Texas lawmakers begin special session as infighting among GOP leaders escalates
The third round of legislative overtime kicked off in Austin Monday as the hostility between the lower and upper chambers continues to grow.
The Texas Legislature reconvened Monday for an overtime session that is supposed to tackle school choice and border enforcement. But opening day was overshadowed by the tension between Texas Republicans in the House and Senate Republicans — tensions that only escalated following weekend attacks on Israel that left hundreds there dead.
Wait, what does the conflict in Israel and the Gaza Strip have to do with the Texas Legislature?
Before last weekend, the answer could have been: “Not much.” But that was before a bombshell report Sunday from the Texas Tribune which revealed Nick Fuentes, a well-known white supremacist, met with a political group led by a former Republican state representative whose affiliated groups are major donors to Republican lawmakers, including Lt. Gov. Dan Patrick.

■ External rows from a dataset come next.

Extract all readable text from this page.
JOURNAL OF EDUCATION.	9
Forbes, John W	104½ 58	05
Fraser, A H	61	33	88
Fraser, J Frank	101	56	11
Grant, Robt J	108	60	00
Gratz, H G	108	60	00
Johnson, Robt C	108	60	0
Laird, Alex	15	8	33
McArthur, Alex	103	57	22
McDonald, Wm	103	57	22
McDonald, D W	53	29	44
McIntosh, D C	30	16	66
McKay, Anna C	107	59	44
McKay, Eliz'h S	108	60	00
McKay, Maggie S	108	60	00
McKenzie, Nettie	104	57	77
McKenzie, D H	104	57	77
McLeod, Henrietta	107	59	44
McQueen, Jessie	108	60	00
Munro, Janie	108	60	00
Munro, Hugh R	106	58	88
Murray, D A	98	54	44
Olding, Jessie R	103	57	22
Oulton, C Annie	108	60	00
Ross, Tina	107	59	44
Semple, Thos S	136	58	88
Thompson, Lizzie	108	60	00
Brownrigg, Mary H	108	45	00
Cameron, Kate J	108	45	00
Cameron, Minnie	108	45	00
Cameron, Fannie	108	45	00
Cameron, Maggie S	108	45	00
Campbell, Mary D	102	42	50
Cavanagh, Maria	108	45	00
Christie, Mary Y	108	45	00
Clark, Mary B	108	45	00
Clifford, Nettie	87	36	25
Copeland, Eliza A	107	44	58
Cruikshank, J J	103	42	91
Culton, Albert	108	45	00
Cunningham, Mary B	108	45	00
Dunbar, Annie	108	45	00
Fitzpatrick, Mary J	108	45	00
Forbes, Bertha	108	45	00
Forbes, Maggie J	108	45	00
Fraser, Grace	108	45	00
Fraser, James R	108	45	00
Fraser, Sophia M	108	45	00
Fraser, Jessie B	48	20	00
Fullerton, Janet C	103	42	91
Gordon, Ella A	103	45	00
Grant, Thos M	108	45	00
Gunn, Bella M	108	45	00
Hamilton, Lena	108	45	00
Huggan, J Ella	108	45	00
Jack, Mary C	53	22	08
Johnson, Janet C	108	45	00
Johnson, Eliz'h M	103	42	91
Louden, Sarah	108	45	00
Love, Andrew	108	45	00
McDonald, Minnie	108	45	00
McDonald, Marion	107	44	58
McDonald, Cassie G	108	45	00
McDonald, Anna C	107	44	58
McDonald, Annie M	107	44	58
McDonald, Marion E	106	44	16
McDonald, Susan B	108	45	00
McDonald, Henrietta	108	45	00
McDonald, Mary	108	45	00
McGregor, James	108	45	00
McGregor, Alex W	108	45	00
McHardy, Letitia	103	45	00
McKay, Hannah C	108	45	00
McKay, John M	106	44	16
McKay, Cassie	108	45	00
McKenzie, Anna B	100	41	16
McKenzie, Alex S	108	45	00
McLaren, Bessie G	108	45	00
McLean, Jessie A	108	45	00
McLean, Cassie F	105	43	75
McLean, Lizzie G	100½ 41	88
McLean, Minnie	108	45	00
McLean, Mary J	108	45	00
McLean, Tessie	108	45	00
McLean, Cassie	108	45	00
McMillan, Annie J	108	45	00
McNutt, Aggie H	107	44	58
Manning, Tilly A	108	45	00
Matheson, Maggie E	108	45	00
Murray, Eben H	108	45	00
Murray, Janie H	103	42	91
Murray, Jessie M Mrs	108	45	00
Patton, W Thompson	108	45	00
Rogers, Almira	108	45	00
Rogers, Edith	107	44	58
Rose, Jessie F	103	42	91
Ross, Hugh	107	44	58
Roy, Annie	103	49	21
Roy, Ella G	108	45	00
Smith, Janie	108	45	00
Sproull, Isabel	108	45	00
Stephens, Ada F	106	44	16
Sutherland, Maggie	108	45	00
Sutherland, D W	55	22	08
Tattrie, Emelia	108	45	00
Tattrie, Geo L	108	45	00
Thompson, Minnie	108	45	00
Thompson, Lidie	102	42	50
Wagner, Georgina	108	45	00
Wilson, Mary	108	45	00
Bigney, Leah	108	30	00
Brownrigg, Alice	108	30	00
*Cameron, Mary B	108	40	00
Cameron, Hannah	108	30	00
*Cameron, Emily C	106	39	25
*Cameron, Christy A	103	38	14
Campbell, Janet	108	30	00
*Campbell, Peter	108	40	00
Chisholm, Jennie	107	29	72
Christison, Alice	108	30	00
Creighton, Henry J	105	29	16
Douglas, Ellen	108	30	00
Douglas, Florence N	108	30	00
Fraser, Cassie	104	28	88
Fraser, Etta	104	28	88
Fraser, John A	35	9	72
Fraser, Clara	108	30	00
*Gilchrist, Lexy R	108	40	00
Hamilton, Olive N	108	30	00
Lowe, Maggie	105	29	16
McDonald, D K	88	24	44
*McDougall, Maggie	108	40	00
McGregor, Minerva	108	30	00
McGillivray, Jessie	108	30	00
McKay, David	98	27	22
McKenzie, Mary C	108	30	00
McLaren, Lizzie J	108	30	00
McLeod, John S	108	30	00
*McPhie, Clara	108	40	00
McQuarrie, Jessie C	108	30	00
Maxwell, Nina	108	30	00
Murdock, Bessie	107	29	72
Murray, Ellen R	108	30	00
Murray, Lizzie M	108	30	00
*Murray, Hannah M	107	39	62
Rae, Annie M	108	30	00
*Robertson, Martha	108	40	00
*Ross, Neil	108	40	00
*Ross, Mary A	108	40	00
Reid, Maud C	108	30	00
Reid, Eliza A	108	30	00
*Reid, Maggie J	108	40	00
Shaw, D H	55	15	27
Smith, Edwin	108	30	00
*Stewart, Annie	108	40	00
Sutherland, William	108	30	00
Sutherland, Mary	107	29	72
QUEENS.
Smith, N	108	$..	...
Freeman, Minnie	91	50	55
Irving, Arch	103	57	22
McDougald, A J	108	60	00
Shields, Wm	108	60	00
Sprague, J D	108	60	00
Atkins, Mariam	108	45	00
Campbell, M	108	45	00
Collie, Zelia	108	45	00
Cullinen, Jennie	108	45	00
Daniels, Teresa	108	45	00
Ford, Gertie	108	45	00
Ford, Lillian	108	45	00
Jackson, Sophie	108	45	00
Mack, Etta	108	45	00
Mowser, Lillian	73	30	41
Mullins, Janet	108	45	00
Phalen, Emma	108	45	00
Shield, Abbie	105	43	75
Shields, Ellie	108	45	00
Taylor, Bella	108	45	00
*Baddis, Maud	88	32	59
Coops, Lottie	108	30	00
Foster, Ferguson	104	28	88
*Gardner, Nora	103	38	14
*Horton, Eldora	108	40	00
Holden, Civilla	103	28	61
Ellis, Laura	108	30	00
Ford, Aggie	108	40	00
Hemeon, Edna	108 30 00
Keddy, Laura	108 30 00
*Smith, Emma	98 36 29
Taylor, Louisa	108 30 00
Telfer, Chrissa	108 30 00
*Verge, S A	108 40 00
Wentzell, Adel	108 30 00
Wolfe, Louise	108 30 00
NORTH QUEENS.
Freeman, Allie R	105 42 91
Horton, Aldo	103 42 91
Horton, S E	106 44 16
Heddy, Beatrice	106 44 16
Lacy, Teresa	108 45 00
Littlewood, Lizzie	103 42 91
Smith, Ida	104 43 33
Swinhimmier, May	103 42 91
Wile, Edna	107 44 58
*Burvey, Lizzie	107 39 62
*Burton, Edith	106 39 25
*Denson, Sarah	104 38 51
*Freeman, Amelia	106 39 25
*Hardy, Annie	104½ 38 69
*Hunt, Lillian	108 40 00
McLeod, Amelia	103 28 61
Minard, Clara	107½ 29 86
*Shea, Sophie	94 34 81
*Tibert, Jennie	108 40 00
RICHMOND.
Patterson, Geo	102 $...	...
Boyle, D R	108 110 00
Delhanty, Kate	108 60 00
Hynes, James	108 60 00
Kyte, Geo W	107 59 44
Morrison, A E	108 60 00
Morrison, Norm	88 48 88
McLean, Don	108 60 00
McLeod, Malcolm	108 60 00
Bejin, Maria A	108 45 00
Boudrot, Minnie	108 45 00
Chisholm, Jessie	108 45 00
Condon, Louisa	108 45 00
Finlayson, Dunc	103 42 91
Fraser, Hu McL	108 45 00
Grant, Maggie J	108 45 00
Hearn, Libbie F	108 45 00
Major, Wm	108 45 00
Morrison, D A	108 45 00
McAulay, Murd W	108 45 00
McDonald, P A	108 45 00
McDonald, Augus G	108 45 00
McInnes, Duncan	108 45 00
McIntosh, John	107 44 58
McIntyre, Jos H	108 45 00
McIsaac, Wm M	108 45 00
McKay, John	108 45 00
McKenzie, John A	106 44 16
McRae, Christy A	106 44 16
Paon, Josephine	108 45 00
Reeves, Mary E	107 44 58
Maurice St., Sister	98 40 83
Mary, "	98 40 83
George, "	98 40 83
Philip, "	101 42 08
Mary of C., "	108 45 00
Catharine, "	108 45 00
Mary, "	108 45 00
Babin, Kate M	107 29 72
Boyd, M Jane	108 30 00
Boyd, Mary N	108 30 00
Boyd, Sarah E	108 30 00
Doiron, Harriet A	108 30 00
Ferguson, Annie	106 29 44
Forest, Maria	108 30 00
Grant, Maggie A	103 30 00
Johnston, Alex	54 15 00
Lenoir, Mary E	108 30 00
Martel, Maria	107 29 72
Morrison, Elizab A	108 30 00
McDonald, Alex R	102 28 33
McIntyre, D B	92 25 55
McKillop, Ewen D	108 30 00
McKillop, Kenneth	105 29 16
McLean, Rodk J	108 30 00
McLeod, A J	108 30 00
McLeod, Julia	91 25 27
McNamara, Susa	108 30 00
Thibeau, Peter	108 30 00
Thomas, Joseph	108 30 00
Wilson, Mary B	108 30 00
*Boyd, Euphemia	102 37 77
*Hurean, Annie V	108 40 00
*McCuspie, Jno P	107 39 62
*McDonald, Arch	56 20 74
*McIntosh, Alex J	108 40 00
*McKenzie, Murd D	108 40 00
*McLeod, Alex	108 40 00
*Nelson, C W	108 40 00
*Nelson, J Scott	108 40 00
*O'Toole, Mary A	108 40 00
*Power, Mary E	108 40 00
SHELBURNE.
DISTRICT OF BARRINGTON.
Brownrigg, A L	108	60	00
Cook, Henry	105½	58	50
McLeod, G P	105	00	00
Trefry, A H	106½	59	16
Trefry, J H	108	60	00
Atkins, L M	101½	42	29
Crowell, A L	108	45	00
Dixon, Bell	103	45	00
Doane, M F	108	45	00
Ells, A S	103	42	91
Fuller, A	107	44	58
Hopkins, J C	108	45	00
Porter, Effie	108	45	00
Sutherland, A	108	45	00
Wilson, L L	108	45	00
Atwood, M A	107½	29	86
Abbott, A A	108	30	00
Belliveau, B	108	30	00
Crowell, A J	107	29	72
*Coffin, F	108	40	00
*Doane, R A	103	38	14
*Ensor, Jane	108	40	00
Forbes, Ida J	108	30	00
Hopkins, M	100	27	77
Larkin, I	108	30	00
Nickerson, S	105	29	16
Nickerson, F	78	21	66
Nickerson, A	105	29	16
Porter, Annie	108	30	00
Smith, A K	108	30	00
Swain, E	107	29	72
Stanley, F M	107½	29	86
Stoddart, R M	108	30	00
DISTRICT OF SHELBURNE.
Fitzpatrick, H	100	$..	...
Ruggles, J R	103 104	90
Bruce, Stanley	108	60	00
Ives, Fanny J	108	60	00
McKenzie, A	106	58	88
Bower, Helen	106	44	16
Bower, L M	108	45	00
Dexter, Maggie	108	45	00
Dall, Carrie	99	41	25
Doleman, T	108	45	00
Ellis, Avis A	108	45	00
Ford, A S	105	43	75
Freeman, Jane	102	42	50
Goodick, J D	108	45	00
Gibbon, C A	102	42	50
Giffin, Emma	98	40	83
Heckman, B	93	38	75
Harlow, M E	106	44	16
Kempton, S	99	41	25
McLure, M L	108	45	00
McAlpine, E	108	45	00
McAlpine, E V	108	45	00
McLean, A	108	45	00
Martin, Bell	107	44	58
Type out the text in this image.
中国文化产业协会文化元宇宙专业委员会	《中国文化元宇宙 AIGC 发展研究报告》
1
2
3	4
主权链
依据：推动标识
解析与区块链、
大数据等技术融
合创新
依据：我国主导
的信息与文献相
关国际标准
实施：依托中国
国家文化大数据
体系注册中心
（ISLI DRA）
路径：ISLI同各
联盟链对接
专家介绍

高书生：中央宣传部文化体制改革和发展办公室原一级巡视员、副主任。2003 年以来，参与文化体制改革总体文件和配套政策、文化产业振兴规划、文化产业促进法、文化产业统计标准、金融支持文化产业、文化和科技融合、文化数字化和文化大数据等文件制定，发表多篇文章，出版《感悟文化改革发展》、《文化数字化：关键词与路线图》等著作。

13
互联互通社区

Fuentes reportedly spent several hours in Fort Worth at the headquarters of Pale Horse Strategies, which is led by Jonathon Stickland, a former House member from Tarrant County. Stickland is also the president of Defend Texas Liberty, a political action committee that has donated millions to Patrick and Texas Attorney General Ken Paxton.
House Speaker Dade Phelan vs. Lt. Gov Dan Patrick
There is still bad blood between the two Texas leaders following the impeachment trial and acquittal of Paxton, who faced 16 articles of impeachment after being accused of bribery and abuse of office. Patrick has chastised the House managers who brought the charges and loudly slammed Phelan for allowing Paxton’s impeachment to move forward.
After reports that Fuentes was in Fort Worth, Phelan called on Patrick to return the donations from Defend Texas Liberty and severely criticized Fuentes’ visit to the consulting firm’s headquarters.
“This [isn’t] just a casual misstep,” Phelan said in a statement posted on social media. “It’s indicative of the moral, political rot that has been festering in a certain segment of our party for far too long. Anti-Semitism, bigotry and Hitler apologists should find no sanctuary in the Republican party. Period.”
He then called on Patrick to lead by example.
“Lt. Governor Dan Patrick took $3 million from this organization. I expect him to lead the way in redirecting these funds,” said Speaker Phelan.
Patrick later called on Phelan to resign, accusing the powerful Republican of politicizing the tragedy in Israel and the Gaza strip.
“For anyone to try to use these invectives for their own political gain is below contempt. I am calling on Dade Phelan to resign his position before the House gavels in this afternoon,” Patrick said in a statement Monday. “There is no place in Texas political discourse for any elected official to use the atrocities in Israel for their own political gain. That’s what Dade Phelan is doing. At this point, he’s simply got to go.”
Patrick also disavowed Fuentes, saying “Those who spew such vile, loathsome, abominations will have to answer for it.”
So, what else happened Monday?
Both chambers kicked off their legislative overtime by adopting resolutions condemning the violence in Israel and the House quickly adjourned afterward. Several House bills related to the special session agenda have already been filed but haven’t yet been scheduled for a committee hearing, which is the next step in passing legislation. The House gaveled out until Thursday, but committees could meet before then if bills are sent their way.
Over in the Senate, four bills were referred to committees on Monday. The chamber’s finance committee met Monday afternoon to discuss legislation related to establishing a voucher-like program for Texas’ public schools. The Senate’s border security committee is scheduled to meet Tuesday.
Phelan spoke briefly with reporters and brushed off Patrick’s calls for him to relinquish the gavel.
“It must be Monday, another call for my resignation from lieutenant governor. So, good for him,” he said, adding that the donations from the Stickland-affiliated group aren’t his problem but instead Patrick’s.
“I didn't take $3 million from a from a [political action committee] that’s associated with Nazis and Nazi sympathizers. That's not my problem. That's someone else's problem,” he said.
On border security, Phelan slammed the Biden administration for what the speaker said are “disastrous” policies on immigration.
“Since I got elected, we are now up to nearly $12 billion of taxpayer money here in Texas spent on border security. That is wrong. We deserve that money back,” he said. “The federal government is to step up and secure our southern border.”